Mon, Sep 26, 2011 - Page 13 News List

Shining a light on a dark past

The Formosa Aboriginal Song and Dance Troupe is celebrating its 20th anniversary with a new production about an Aboriginal hero who fell victim to the White Terror

By Diane Baker  /  Staff Reporter

The Formosa Aboriginal Song and Dance Troupe will give 10 performances of Dreaming of Azalea Mountain at Huashan 1914 Creative Park in Taipei starting Oct. 1.

Photo Courtesy of the Formosa Aboriginal Song and Dance Troupe

The Formosa Aboriginal Song and Dance Troupe (原舞者) is celebrating its 20th anniversary by revising its most controversial work, Memories of Azalea Mountain (杜鵑山的回憶), which traces the life of Uyongu Yatauyungana, also known as Gao Yi-sen (高一生), a Tsou Aborigine who became a teacher, activist and politician — and some would say Aboriginal martyr. The new show, titled Dreaming of Azalea Mountain (迴夢Lalaksu), will be performed at Huashan 1914 Creative Park, starting Saturday night, as part of the Huashan Living Arts Festival (華山藝術生活節).

In an interview earlier this month, Watan Tusi, the director of the company, and Faidaw Fagod, the artistic director, and choreographer Bulareyaung Pagarlava talked about the show and Gao’s legacy.

The troupe, now based in Hualien, was founded by a group of friends living in Kaohsiung in May 1991 after they had been asked to perform some traditional Aboriginal dances for a government function, Fagod said.

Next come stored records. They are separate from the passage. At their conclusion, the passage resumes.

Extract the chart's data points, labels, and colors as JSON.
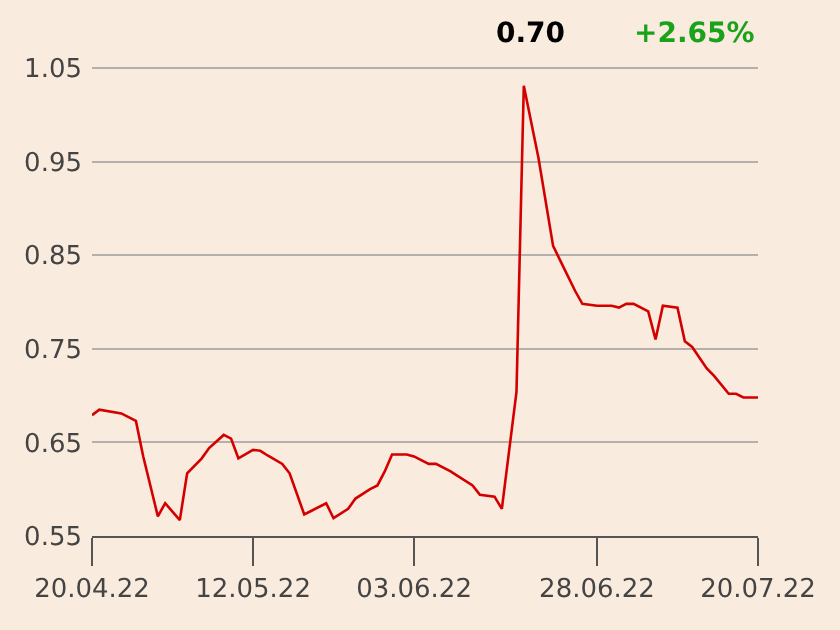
{
  "chart_data": {
    "type": "line",
    "annotations": [
      "0.70",
      "+2.65%"
    ],
    "ylim": [
      0.55,
      1.05
    ],
    "yticks": [
      0.55,
      0.65,
      0.75,
      0.85,
      0.95,
      1.05
    ],
    "xlim": [
      "2022-04-20",
      "2022-07-20"
    ],
    "xticks": [
      {
        "value": "2022-04-20",
        "label": "20.04.22"
      },
      {
        "value": "2022-05-12",
        "label": "12.05.22"
      },
      {
        "value": "2022-06-03",
        "label": "03.06.22"
      },
      {
        "value": "2022-06-28",
        "label": "28.06.22"
      },
      {
        "value": "2022-07-20",
        "label": "20.07.22"
      }
    ],
    "grid": "y",
    "marker": "none",
    "line_style": "solid",
    "series": [
      {
        "color": "#d40000",
        "x": [
          "2022-04-20",
          "2022-04-21",
          "2022-04-24",
          "2022-04-26",
          "2022-04-27",
          "2022-04-29",
          "2022-04-30",
          "2022-05-02",
          "2022-05-03",
          "2022-05-05",
          "2022-05-06",
          "2022-05-08",
          "2022-05-09",
          "2022-05-10",
          "2022-05-12",
          "2022-05-13",
          "2022-05-14",
          "2022-05-16",
          "2022-05-17",
          "2022-05-19",
          "2022-05-20",
          "2022-05-22",
          "2022-05-23",
          "2022-05-25",
          "2022-05-26",
          "2022-05-28",
          "2022-05-29",
          "2022-05-30",
          "2022-05-31",
          "2022-06-02",
          "2022-06-03",
          "2022-06-05",
          "2022-06-06",
          "2022-06-08",
          "2022-06-09",
          "2022-06-11",
          "2022-06-12",
          "2022-06-14",
          "2022-06-15",
          "2022-06-17",
          "2022-06-18",
          "2022-06-20",
          "2022-06-22",
          "2022-06-23",
          "2022-06-25",
          "2022-06-26",
          "2022-06-28",
          "2022-06-30",
          "2022-07-01",
          "2022-07-02",
          "2022-07-03",
          "2022-07-05",
          "2022-07-06",
          "2022-07-07",
          "2022-07-09",
          "2022-07-10",
          "2022-07-11",
          "2022-07-13",
          "2022-07-14",
          "2022-07-16",
          "2022-07-17",
          "2022-07-18",
          "2022-07-20"
        ],
        "values": [
          0.679,
          0.685,
          0.681,
          0.673,
          0.635,
          0.571,
          0.585,
          0.567,
          0.617,
          0.633,
          0.644,
          0.658,
          0.654,
          0.633,
          0.642,
          0.641,
          0.636,
          0.627,
          0.617,
          0.573,
          0.577,
          0.585,
          0.569,
          0.579,
          0.59,
          0.6,
          0.604,
          0.619,
          0.637,
          0.637,
          0.635,
          0.627,
          0.627,
          0.619,
          0.614,
          0.604,
          0.594,
          0.592,
          0.579,
          0.704,
          1.031,
          0.954,
          0.86,
          0.844,
          0.812,
          0.798,
          0.796,
          0.796,
          0.794,
          0.798,
          0.798,
          0.79,
          0.76,
          0.796,
          0.794,
          0.758,
          0.752,
          0.729,
          0.721,
          0.702,
          0.702,
          0.698,
          0.698
        ]
      }
    ]
  }
}
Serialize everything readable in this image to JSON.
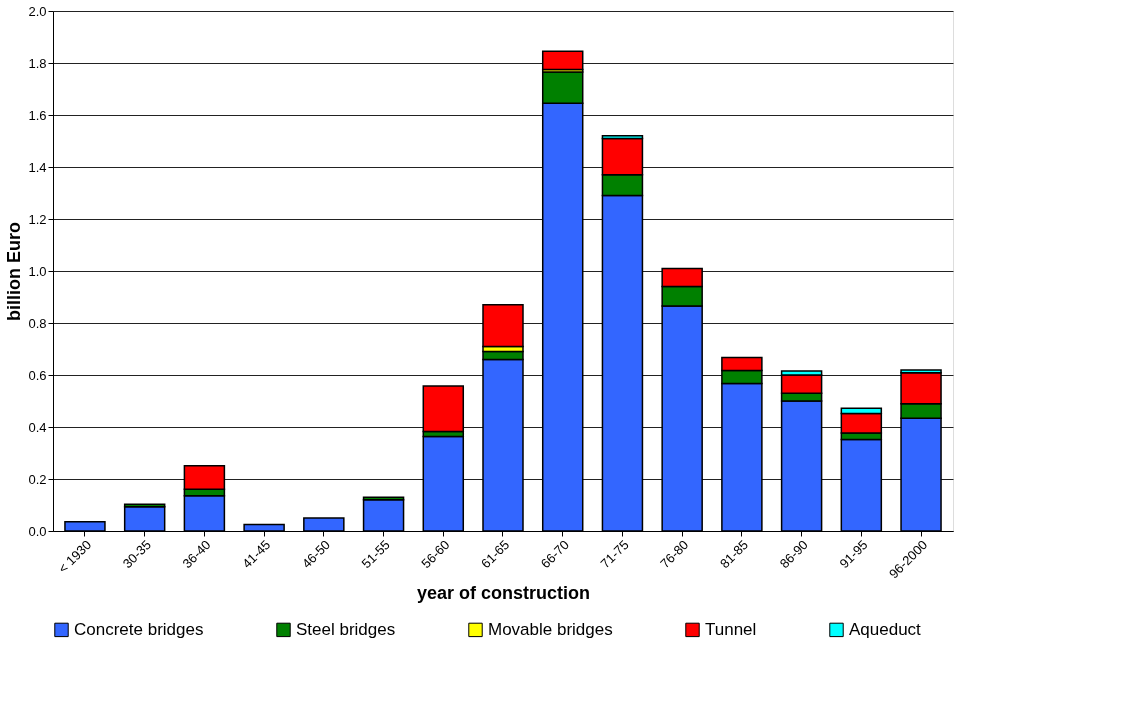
{
  "chart_data": {
    "type": "bar",
    "stacked": true,
    "xlabel": "year of construction",
    "ylabel": "billion Euro",
    "categories": [
      "< 1930",
      "30-35",
      "36-40",
      "41-45",
      "46-50",
      "51-55",
      "56-60",
      "61-65",
      "66-70",
      "71-75",
      "76-80",
      "81-85",
      "86-90",
      "91-95",
      "96-2000"
    ],
    "series": [
      {
        "name": "Concrete bridges",
        "color": "#3366ff",
        "values": [
          0.036,
          0.093,
          0.136,
          0.025,
          0.05,
          0.12,
          0.363,
          0.66,
          1.645,
          1.29,
          0.865,
          0.567,
          0.5,
          0.352,
          0.434
        ]
      },
      {
        "name": "Steel bridges",
        "color": "#008000",
        "values": [
          null,
          0.01,
          0.025,
          null,
          null,
          0.01,
          0.02,
          0.03,
          0.12,
          0.08,
          0.075,
          0.05,
          0.03,
          0.025,
          0.055
        ]
      },
      {
        "name": "Movable bridges",
        "color": "#ffff00",
        "values": [
          null,
          null,
          null,
          null,
          null,
          null,
          null,
          0.02,
          0.01,
          null,
          null,
          null,
          null,
          null,
          null
        ]
      },
      {
        "name": "Tunnel",
        "color": "#ff0000",
        "values": [
          null,
          null,
          0.09,
          null,
          null,
          null,
          0.175,
          0.16,
          0.07,
          0.14,
          0.07,
          0.05,
          0.07,
          0.075,
          0.12
        ]
      },
      {
        "name": "Aqueduct",
        "color": "#00ffff",
        "values": [
          null,
          null,
          null,
          null,
          null,
          null,
          null,
          null,
          null,
          0.01,
          null,
          null,
          0.015,
          0.02,
          0.01
        ]
      }
    ],
    "ylim": [
      0,
      2
    ],
    "yticks": [
      {
        "value": 0,
        "label": "0.0"
      },
      0.2,
      0.4,
      0.6,
      0.8,
      {
        "value": 1,
        "label": "1.0"
      },
      1.2,
      1.4,
      1.6,
      1.8,
      {
        "value": 2,
        "label": "2.0"
      }
    ],
    "grid": "y",
    "legend": "bottom"
  }
}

They had so much fun working together they wanted to continue.

The company is known for its research efforts to revive and preserve the traditional songs and dances of Taiwan’s Aboriginal tribes. It has adopted almost an anthropological approach, with troupe members, sometimes joined by university researchers, visiting village elders to learn and record how they speak, dance and other traditions of the various villages and tribes, including such non-performance activities as cloth-making, basket weaving and harvest rituals.

So it was somewhat surprising that the troupe should decide to mark such a key anniversary by revising a production that not only was a departure from its usual song and dance routines — by adding dialogue — but one that upset people in the Aboriginal community, not least of all some of Gao’s family members.

Performance Notes

WHAT: Formosa Aboriginal Song and Dance Troupe’s Dreaming of Azalea Mountain (迴夢Lalaksu)

WHEN: Oct. 1 to Oct. 10 at 7:30pm, and Oct. 2, Oct. 9 and Oct. 10 at 2:30pm

WHERE: Huashan 1914 Creative Park (華山1914), East Two Hall (東二館), 1, Bade Rd Sec 1, Taipei City (台北市八德路一段1號)

ADMISSION: Tickets are NT$400, NT$600, NT$800, available at the NTCH box office or online at

Gao, born in 1908, was among the first Aborigines to go to university, graduating from Tainan Normal University, before returning to Alishan to become a teacher and policeman. He eventually became mayor of the Tsou Aboriginal township of Wufong (吳鳳), now known as Alishan Township (阿里山), and a promoter of Aboriginal autonomy. However, he was also a musician who wrote many songs, some based on the traditional mythology of the Tsou and others influenced by popular Japanese music of the day.

After the 228 Incident in 1947, he rallied the Tsou to join Chiayi residents fighting Chinese Nationalist (KMT) troops at the Chiayi airport. The KMT later accused him of sheltering the governor of Tainan County, Yuen Kuo-chin (袁國欽), whom the government had labeled a communist spy. After being jailed for several years, Gao was executed in 1954.

During the White Terror and Martial Law Era, his name was hardly mentioned and his children and grandchildren have said they were bullied or harassed at school and in the village because Gao had been labeled “an enemy of the state.”

In 2007, the Council of Cultural Affairs published a biography of Gao that included his musical works. It became the inspiration for the Formosa Aboriginal Song and Dance Troupe’s first production about him that year. Lalaksu is the Tsou term for azalea mountain. The show told of Gao’s life, his death and the struggles of his family in the aftermath of his execution.

Faidaw said he still finds it hard to believe that the company has made it to the 20-year mark, given its constant struggle to find funding. He is very proud of the fact that the company is one of only two full-time dance troupes in the country, the other being Cloud Gate Dance Theatre (雲門舞集), meaning it’s full-time members don’t have to find other jobs to support themselves.